LA LLAMADA DE LA SELVA

Salimos a las diez de la mañana, aunque mi intención era no hacerlo más allá de las siete. Guardo la vieja costumbre de antaño de salir con el fresco del amanecer. Ya se sabe que con chavales y una mujer como la mía, es imposible arrancar el coche a la hora prevista. Es el mismo viaje que hacemos en los últimos veinte años y  aún sentimos mariposas en la tripa la noche de antes. Carretera y manta y vuelta a los orígenes que la llamada de la selva es muy intensa. Nacional II hasta Alcarrás, por aquello de ahorrarnos algún peaje, luego autopista hasta Zaragoza.. Alfajarín es nuestra primera parada en el camino. Es como un oasis en medio del desierto de los Monegros, donde van a parar centenares de camioneros.

“Respirar hondo al salir, que huele a campo”.

Mi mujer es dejar la urbe y pensar que todo es campo. Mis hijos invariablemente responden lo mismo: “pues debe ser un campo de mierda, porque huele a mierda”.

Es que el campo es hierba, agua sol y purines. Vamos a tomar un cafelito o lo que queráis, que no hay tiempo que perder.

Media hora después ya estamos de vuelta, con los cinturones del Seat Altea bien apretados.

La ruta a partir de Zaragoza es bastante monótona y sinuosa hasta llegar a Guadalajara. Siempre la misma emisora en la radio acompañando el viaje desde ese punto. Ya no se sintoniza nada que valga la pena. La España vaciada también lo está de ondas, hercios y banda ancha. Radio Nacional de España con Pepa Fernández es quien nos habla porque habitualmente salimos en fin de semana.
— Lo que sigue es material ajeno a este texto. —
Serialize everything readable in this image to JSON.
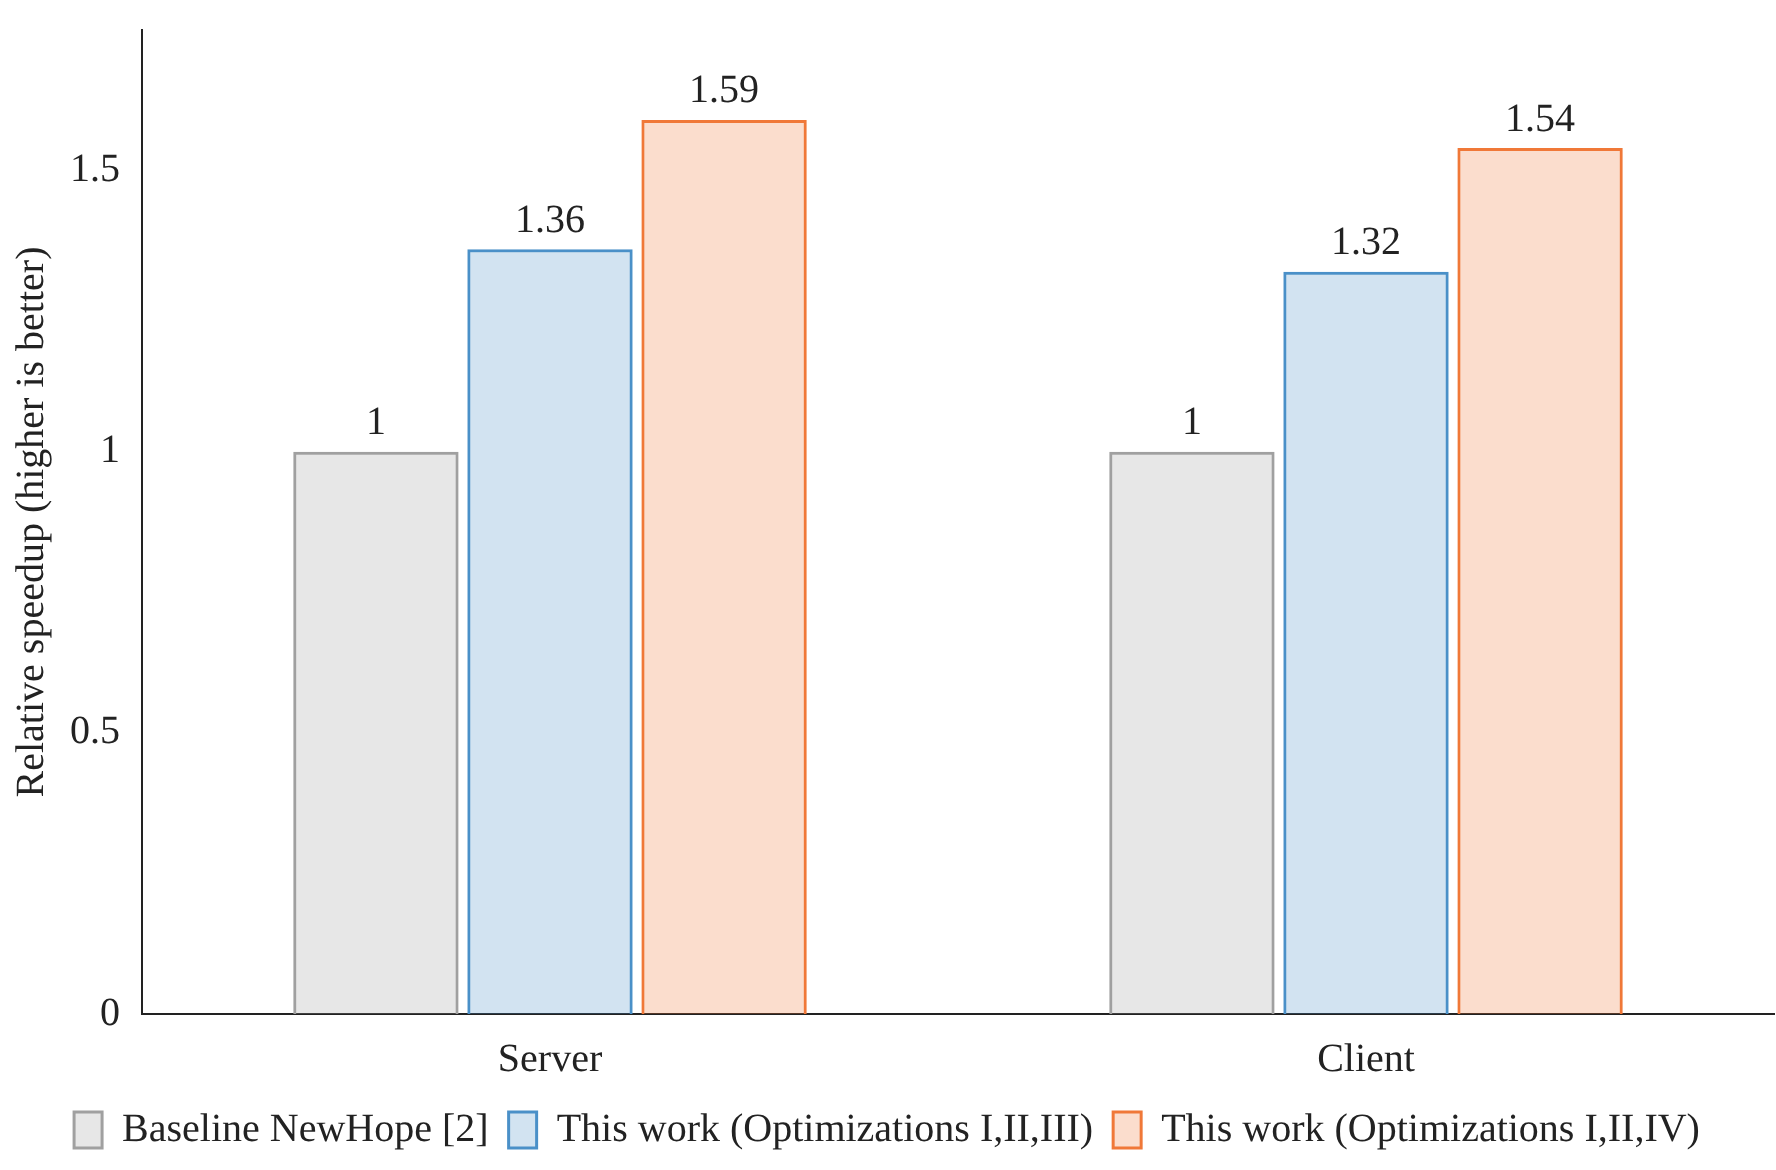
{
  "chart_data": {
    "type": "bar",
    "ylabel": "Relative speedup (higher is better)",
    "categories": [
      "Server",
      "Client"
    ],
    "series": [
      {
        "name": "Baseline NewHope [2]",
        "color": "#a0a0a0",
        "values": [
          1,
          1
        ]
      },
      {
        "name": "This work (Optimizations I,II,III)",
        "color": "#4a90c8",
        "values": [
          1.36,
          1.32
        ]
      },
      {
        "name": "This work (Optimizations I,II,IV)",
        "color": "#f07838",
        "values": [
          1.59,
          1.54
        ]
      }
    ],
    "ylim": [
      0,
      1.75
    ],
    "yticks": [
      0,
      0.5,
      1,
      1.5
    ],
    "grid": false,
    "legend": "bottom",
    "data_labels": true
  }
}
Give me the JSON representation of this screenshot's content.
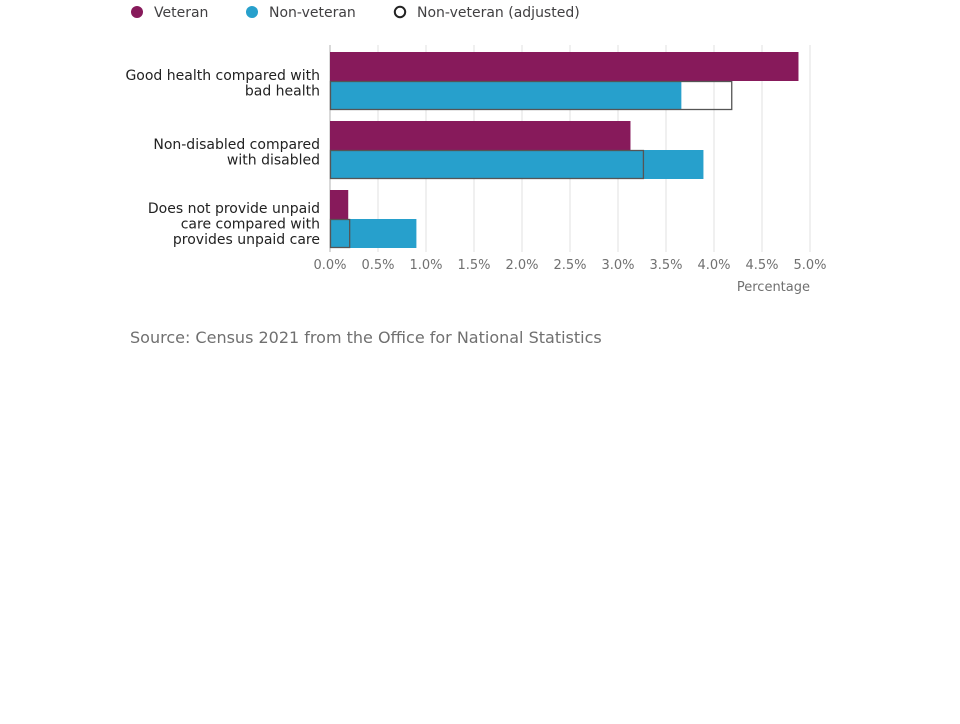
{
  "chart_data": {
    "type": "bar",
    "orientation": "horizontal",
    "categories": [
      [
        "Good health compared with",
        "bad health"
      ],
      [
        "Non-disabled compared",
        "with disabled"
      ],
      [
        "Does not provide unpaid",
        "care compared with",
        "provides unpaid care"
      ]
    ],
    "series": [
      {
        "name": "Veteran",
        "values": [
          4.88,
          3.13,
          0.19
        ],
        "color": "#871a5b",
        "style": "filled"
      },
      {
        "name": "Non-veteran",
        "values": [
          3.66,
          3.89,
          0.9
        ],
        "color": "#27a0cc",
        "style": "filled"
      },
      {
        "name": "Non-veteran (adjusted)",
        "values": [
          4.19,
          3.27,
          0.21
        ],
        "color": "#222222",
        "style": "outline"
      }
    ],
    "xlim": [
      0,
      5
    ],
    "xticks": [
      0,
      0.5,
      1,
      1.5,
      2,
      2.5,
      3,
      3.5,
      4,
      4.5,
      5
    ],
    "xtick_labels": [
      "0.0%",
      "0.5%",
      "1.0%",
      "1.5%",
      "2.0%",
      "2.5%",
      "3.0%",
      "3.5%",
      "4.0%",
      "4.5%",
      "5.0%"
    ],
    "xlabel": "Percentage",
    "ylabel": "",
    "title": "",
    "grid": "vertical",
    "legend_position": "top-left"
  },
  "source": "Source: Census 2021 from the Office for National Statistics"
}
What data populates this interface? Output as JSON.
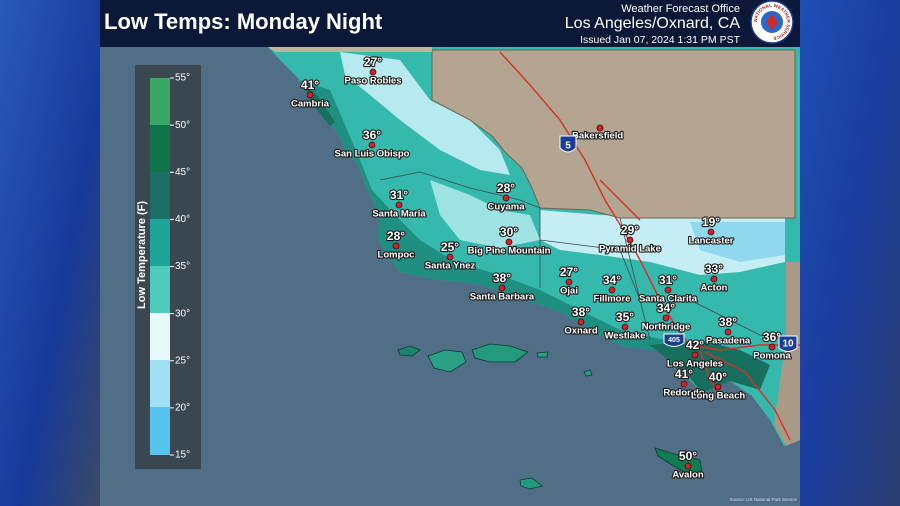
{
  "header": {
    "title": "Low Temps: Monday Night",
    "office": "Weather Forecast Office",
    "location": "Los Angeles/Oxnard, CA",
    "issued": "Issued Jan 07, 2024 1:31 PM PST",
    "logo_text": "NATIONAL WEATHER SERVICE"
  },
  "legend": {
    "title": "Low Temperature (F)",
    "labels": [
      "55°",
      "50°",
      "45°",
      "40°",
      "35°",
      "30°",
      "25°",
      "20°",
      "15°"
    ]
  },
  "cities": [
    {
      "name": "Paso Robles",
      "temp": "27°"
    },
    {
      "name": "Cambria",
      "temp": "41°"
    },
    {
      "name": "San Luis Obispo",
      "temp": "36°"
    },
    {
      "name": "Bakersfield"
    },
    {
      "name": "Santa Maria",
      "temp": "31°"
    },
    {
      "name": "Cuyama",
      "temp": "28°"
    },
    {
      "name": "Lompoc",
      "temp": "28°"
    },
    {
      "name": "Santa Ynez",
      "temp": "25°"
    },
    {
      "name": "Big Pine Mountain",
      "temp": "30°"
    },
    {
      "name": "Pyramid Lake",
      "temp": "29°"
    },
    {
      "name": "Lancaster",
      "temp": "19°"
    },
    {
      "name": "Santa Barbara",
      "temp": "38°"
    },
    {
      "name": "Ojai",
      "temp": "27°"
    },
    {
      "name": "Fillmore",
      "temp": "34°"
    },
    {
      "name": "Santa Clarita",
      "temp": "31°"
    },
    {
      "name": "Acton",
      "temp": "33°"
    },
    {
      "name": "Oxnard",
      "temp": "38°"
    },
    {
      "name": "Westlake",
      "temp": "35°"
    },
    {
      "name": "Northridge",
      "temp": "34°"
    },
    {
      "name": "Pasadena",
      "temp": "38°"
    },
    {
      "name": "Pomona",
      "temp": "36°"
    },
    {
      "name": "Los Angeles",
      "temp": "42°"
    },
    {
      "name": "Redondo",
      "temp": "41°"
    },
    {
      "name": "Long Beach",
      "temp": "40°"
    },
    {
      "name": "Avalon",
      "temp": "50°"
    }
  ],
  "highways": [
    "5",
    "405",
    "10"
  ],
  "source": "Source: US National Park Service"
}
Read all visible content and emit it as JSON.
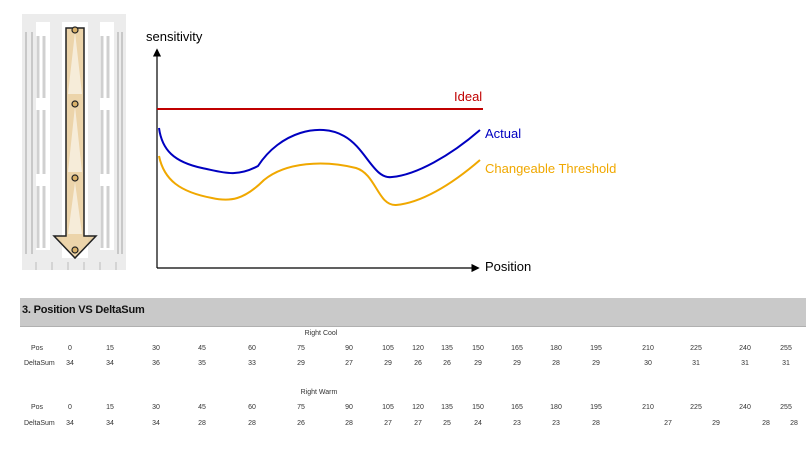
{
  "chart_data": {
    "type": "line",
    "xlabel": "Position",
    "ylabel": "sensitivity",
    "series": [
      {
        "name": "Ideal",
        "color": "#c00000"
      },
      {
        "name": "Actual",
        "color": "#0000c0"
      },
      {
        "name": "Changeable Threshold",
        "color": "#f0a800"
      }
    ]
  },
  "section": {
    "title": "3. Position VS DeltaSum"
  },
  "tables": [
    {
      "title": "Right Cool",
      "rows": [
        {
          "label": "Pos",
          "values": [
            "0",
            "15",
            "30",
            "45",
            "60",
            "75",
            "90",
            "105",
            "120",
            "135",
            "150",
            "165",
            "180",
            "195",
            "210",
            "225",
            "240",
            "255"
          ]
        },
        {
          "label": "DeltaSum",
          "values": [
            "34",
            "34",
            "36",
            "35",
            "33",
            "29",
            "27",
            "29",
            "26",
            "26",
            "29",
            "29",
            "28",
            "29",
            "30",
            "31",
            "31",
            "31"
          ]
        }
      ]
    },
    {
      "title": "Right Warm",
      "rows": [
        {
          "label": "Pos",
          "values": [
            "0",
            "15",
            "30",
            "45",
            "60",
            "75",
            "90",
            "105",
            "120",
            "135",
            "150",
            "165",
            "180",
            "195",
            "210",
            "225",
            "240",
            "255"
          ]
        },
        {
          "label": "DeltaSum",
          "values": [
            "34",
            "34",
            "34",
            "28",
            "28",
            "26",
            "28",
            "27",
            "27",
            "25",
            "24",
            "23",
            "23",
            "28",
            "27",
            "29",
            "28",
            "28"
          ]
        }
      ]
    }
  ]
}
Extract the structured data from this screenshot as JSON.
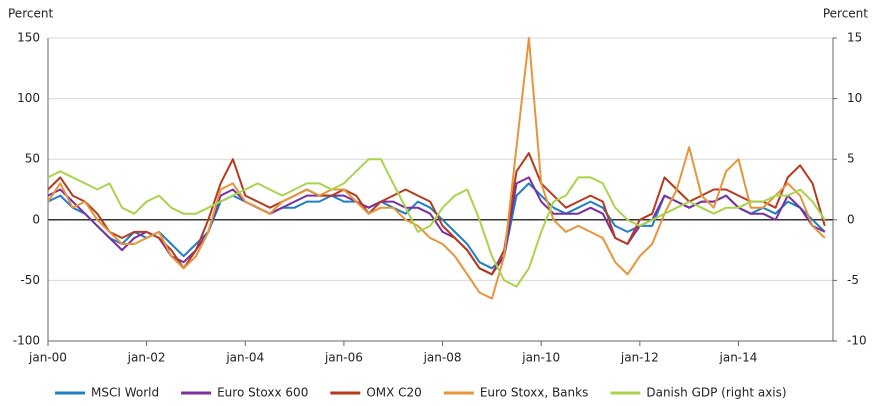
{
  "chart_data": {
    "type": "line",
    "y_label": "Percent",
    "y2_label": "Percent",
    "x": [
      "2000-01",
      "2000-04",
      "2000-07",
      "2000-10",
      "2001-01",
      "2001-04",
      "2001-07",
      "2001-10",
      "2002-01",
      "2002-04",
      "2002-07",
      "2002-10",
      "2003-01",
      "2003-04",
      "2003-07",
      "2003-10",
      "2004-01",
      "2004-04",
      "2004-07",
      "2004-10",
      "2005-01",
      "2005-04",
      "2005-07",
      "2005-10",
      "2006-01",
      "2006-04",
      "2006-07",
      "2006-10",
      "2007-01",
      "2007-04",
      "2007-07",
      "2007-10",
      "2008-01",
      "2008-04",
      "2008-07",
      "2008-10",
      "2009-01",
      "2009-04",
      "2009-07",
      "2009-10",
      "2010-01",
      "2010-04",
      "2010-07",
      "2010-10",
      "2011-01",
      "2011-04",
      "2011-07",
      "2011-10",
      "2012-01",
      "2012-04",
      "2012-07",
      "2012-10",
      "2013-01",
      "2013-04",
      "2013-07",
      "2013-10",
      "2014-01",
      "2014-04",
      "2014-07",
      "2014-10",
      "2015-01",
      "2015-04",
      "2015-07",
      "2015-10"
    ],
    "xlim": [
      "2000-01",
      "2015-12"
    ],
    "xticks": [
      {
        "value": "2000-01",
        "label": "jan-00"
      },
      {
        "value": "2002-01",
        "label": "jan-02"
      },
      {
        "value": "2004-01",
        "label": "jan-04"
      },
      {
        "value": "2006-01",
        "label": "jan-06"
      },
      {
        "value": "2008-01",
        "label": "jan-08"
      },
      {
        "value": "2010-01",
        "label": "jan-10"
      },
      {
        "value": "2012-01",
        "label": "jan-12"
      },
      {
        "value": "2014-01",
        "label": "jan-14"
      }
    ],
    "ylim": [
      -100,
      150
    ],
    "yticks": [
      -100,
      -50,
      0,
      50,
      100,
      150
    ],
    "y2lim": [
      -10,
      15
    ],
    "y2ticks": [
      -10,
      -5,
      0,
      5,
      10,
      15
    ],
    "grid": true,
    "legend": "bottom",
    "series": [
      {
        "name": "MSCI World",
        "color": "#1f7fc4",
        "values": [
          15,
          20,
          10,
          5,
          -5,
          -15,
          -20,
          -10,
          -15,
          -10,
          -20,
          -30,
          -20,
          -10,
          15,
          20,
          15,
          10,
          5,
          10,
          10,
          15,
          15,
          20,
          15,
          15,
          10,
          15,
          10,
          5,
          15,
          10,
          0,
          -10,
          -20,
          -35,
          -40,
          -30,
          20,
          30,
          20,
          10,
          5,
          10,
          15,
          10,
          -5,
          -10,
          -5,
          -5,
          20,
          15,
          10,
          15,
          15,
          20,
          10,
          5,
          10,
          5,
          15,
          10,
          0,
          -10
        ]
      },
      {
        "name": "Euro Stoxx 600",
        "color": "#7b2fa0",
        "values": [
          20,
          25,
          15,
          5,
          -5,
          -15,
          -25,
          -15,
          -10,
          -15,
          -30,
          -35,
          -25,
          -10,
          20,
          25,
          15,
          10,
          5,
          10,
          15,
          20,
          20,
          20,
          20,
          15,
          10,
          15,
          15,
          10,
          10,
          5,
          -10,
          -15,
          -25,
          -40,
          -45,
          -30,
          30,
          35,
          15,
          5,
          5,
          5,
          10,
          5,
          -15,
          -20,
          -5,
          0,
          20,
          15,
          10,
          15,
          15,
          20,
          10,
          5,
          5,
          0,
          20,
          10,
          -5,
          -10
        ]
      },
      {
        "name": "OMX C20",
        "color": "#b83a1e",
        "values": [
          25,
          35,
          20,
          15,
          5,
          -10,
          -15,
          -10,
          -10,
          -15,
          -25,
          -40,
          -25,
          0,
          30,
          50,
          20,
          15,
          10,
          15,
          20,
          25,
          20,
          20,
          25,
          20,
          5,
          15,
          20,
          25,
          20,
          15,
          -5,
          -15,
          -25,
          -40,
          -45,
          -25,
          40,
          55,
          30,
          20,
          10,
          15,
          20,
          15,
          -15,
          -20,
          0,
          5,
          35,
          25,
          15,
          20,
          25,
          25,
          20,
          15,
          15,
          10,
          35,
          45,
          30,
          -5
        ]
      },
      {
        "name": "Euro Stoxx, Banks",
        "color": "#e8943a",
        "values": [
          15,
          30,
          10,
          15,
          0,
          -10,
          -20,
          -20,
          -15,
          -10,
          -30,
          -40,
          -30,
          -10,
          25,
          30,
          15,
          10,
          5,
          15,
          20,
          25,
          20,
          25,
          25,
          15,
          5,
          10,
          10,
          0,
          -5,
          -15,
          -20,
          -30,
          -45,
          -60,
          -65,
          -30,
          60,
          150,
          30,
          0,
          -10,
          -5,
          -10,
          -15,
          -35,
          -45,
          -30,
          -20,
          5,
          25,
          60,
          20,
          10,
          40,
          50,
          10,
          10,
          20,
          30,
          20,
          -5,
          -15
        ]
      },
      {
        "name": "Danish GDP (right axis)",
        "color": "#a8d44c",
        "axis": "y2",
        "values": [
          3.5,
          4,
          3.5,
          3,
          2.5,
          3,
          1,
          0.5,
          1.5,
          2,
          1,
          0.5,
          0.5,
          1,
          1.5,
          2,
          2.5,
          3,
          2.5,
          2,
          2.5,
          3,
          3,
          2.5,
          3,
          4,
          5,
          5,
          3,
          1,
          -1,
          -0.5,
          1,
          2,
          2.5,
          0,
          -3,
          -5,
          -5.5,
          -4,
          -1,
          1.5,
          2,
          3.5,
          3.5,
          3,
          1,
          0,
          -0.5,
          0,
          0.5,
          1,
          1.5,
          1,
          0.5,
          1,
          1,
          1.5,
          1.5,
          2,
          2,
          2.5,
          1.5,
          0
        ]
      }
    ]
  }
}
Mis hijos le han tomado mucho cariño a esa voz pizpireta y dulce. En invierno les recuerda nuestro viaje a las raíces.

Kilómetros de subidas, bajadas y banderas de España en las gasolineras. Medinaceli es nuestra parada para comer, junto a una vieja fuente de la carretera antigua. La fuente es muy vetusta  y el agua que vierte es sumamente fresca, a pesar de los calores. El agua y la tortilla de patatas nos ayuda a llegar a Madrid con el estómago lleno y el espíritu renovado.

La capital del país se abre paso a veces, si es que me atrevo a pasarla por la M40. Otras veces, cuando todos están medio dormidos me adentro en la R2 mucho antes de ver Madrid en el horizonte. Cuando hago eso, creo que España no tiene fin porque parece como si nunca pudieras ver la capital. Esa es la peor parte del viaje porque normalmente el calor arrecia en el Madrid de agosto y dentro del coche todos duermen. Yo apuro a no parar para que se les haga más liviano. Cuando se despiertan ya sé que preguntarán por dónde estamos ya. Y dicen “ya” como si quisieran haber llegado antes de pasar Toledo.

En Alamaraz es donde hacemos la última parada si todo va bien. Los Portugueses es como llamamos a la gasolinera y restaurante que hay junto a la central nuclear. En realidad se llama Portugal II pero se nos hace más simpático llamarla a nuestra manera. Café, cortado y algún dulce de la zona o no. A continuación me  acerco al expositor de navajas camperas y me quedo mirando con cara de bobo. Mi mujer que me conoce, suele ir a sacarme de la vitrina de mis caprichos y me quedo con las ganas.

Echo combustible y antes de subir pienso lo mismo una y otra vez: “ya solamente queda pasar Mérida y a unos cien kilómetros tenemos nuestra casa”. Nuestra meta es el lugar donde nació mi mujer hace muchos años. El lugar al que todos queremos volver para saber de dónde venimos. Es en nuestra pequeña casa de la Sierra de Tentudía donde pasamos los días de agosto. Aprovecho para leer, ver amigos, familia, beber y comer algo más de la cuenta y contemplar un cielo estrellado como en pocos lugares. A mis hijos los pierdo de vista al llegar, porque para ellos la casa es como el hotel familiar. Este año es como cada año aunque tengamos COVID, solamente vienen cuando tienen hambre, sueño o necesitan algo. Que sea por muchos años.